Different Bodies or Organs?

How do we know these special-function bodies are truly different bodies and not just attached organs to one big body? Zooids aren’t just organs because:

-they can move independently of each other (though within a limited range because of their connections)

-each zooid is similar to other solitary animals, such as jellyfish, having the same parts and structures.

Stranger Still

Some species can grow up to 154ft long, making them the longest animals on Earth–even longer than blue whales. The first siphonophore discovered was the Portuguese man o’ war, which lives at the surface of the ocean. It uses a float filled with nitrogen gas and carbon monoxide to sail by wind power across entire oceans.
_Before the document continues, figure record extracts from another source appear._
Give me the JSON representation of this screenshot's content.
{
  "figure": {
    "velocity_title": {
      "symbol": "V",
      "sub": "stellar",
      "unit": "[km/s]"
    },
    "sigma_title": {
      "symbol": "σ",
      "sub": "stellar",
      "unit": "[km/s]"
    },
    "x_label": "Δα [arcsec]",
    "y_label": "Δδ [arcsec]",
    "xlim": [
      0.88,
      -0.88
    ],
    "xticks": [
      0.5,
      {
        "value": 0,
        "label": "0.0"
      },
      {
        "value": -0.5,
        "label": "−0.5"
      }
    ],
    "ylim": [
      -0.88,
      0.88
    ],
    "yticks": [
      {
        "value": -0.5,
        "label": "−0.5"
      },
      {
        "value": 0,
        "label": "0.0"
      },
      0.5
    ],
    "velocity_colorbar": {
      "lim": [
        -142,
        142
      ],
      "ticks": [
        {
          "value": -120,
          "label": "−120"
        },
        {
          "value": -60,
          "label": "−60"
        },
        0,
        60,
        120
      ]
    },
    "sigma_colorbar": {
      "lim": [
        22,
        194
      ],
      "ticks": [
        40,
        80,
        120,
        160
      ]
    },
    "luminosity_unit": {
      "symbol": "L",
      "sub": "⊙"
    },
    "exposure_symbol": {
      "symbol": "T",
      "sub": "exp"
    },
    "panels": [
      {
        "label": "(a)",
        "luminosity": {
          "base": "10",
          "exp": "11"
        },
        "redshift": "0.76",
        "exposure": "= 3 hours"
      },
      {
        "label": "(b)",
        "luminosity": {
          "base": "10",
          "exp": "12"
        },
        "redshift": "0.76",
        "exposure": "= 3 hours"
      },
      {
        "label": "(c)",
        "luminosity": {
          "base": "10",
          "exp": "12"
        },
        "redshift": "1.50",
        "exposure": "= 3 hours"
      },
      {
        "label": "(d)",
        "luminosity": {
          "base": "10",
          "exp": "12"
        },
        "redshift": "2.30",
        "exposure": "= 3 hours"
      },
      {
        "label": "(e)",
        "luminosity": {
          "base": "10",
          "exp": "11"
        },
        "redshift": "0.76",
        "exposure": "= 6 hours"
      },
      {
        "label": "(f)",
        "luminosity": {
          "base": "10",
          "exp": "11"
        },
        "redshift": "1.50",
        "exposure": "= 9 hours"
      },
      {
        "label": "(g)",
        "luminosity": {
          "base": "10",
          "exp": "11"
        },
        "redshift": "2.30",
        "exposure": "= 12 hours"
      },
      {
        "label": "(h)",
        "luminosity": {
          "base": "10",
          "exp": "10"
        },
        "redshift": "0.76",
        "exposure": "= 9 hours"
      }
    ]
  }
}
photo of a Portuguese man-of-war
Portuguese Man O’ War

To learn more:


Have questions about siphonophores? Reply and let me know! In Scribes’ Descent, Boxer saw something that made him think of siphonophores floating in the air. Do you remember what he saw?

Writing update: So far, I’ve totally rewritten the first twelve chapters of Scribes Emerge (Scribes Series book 3). I’m shooting for 1,000 words a day, at least on days I’m not judging homeschool speech and debate tournaments.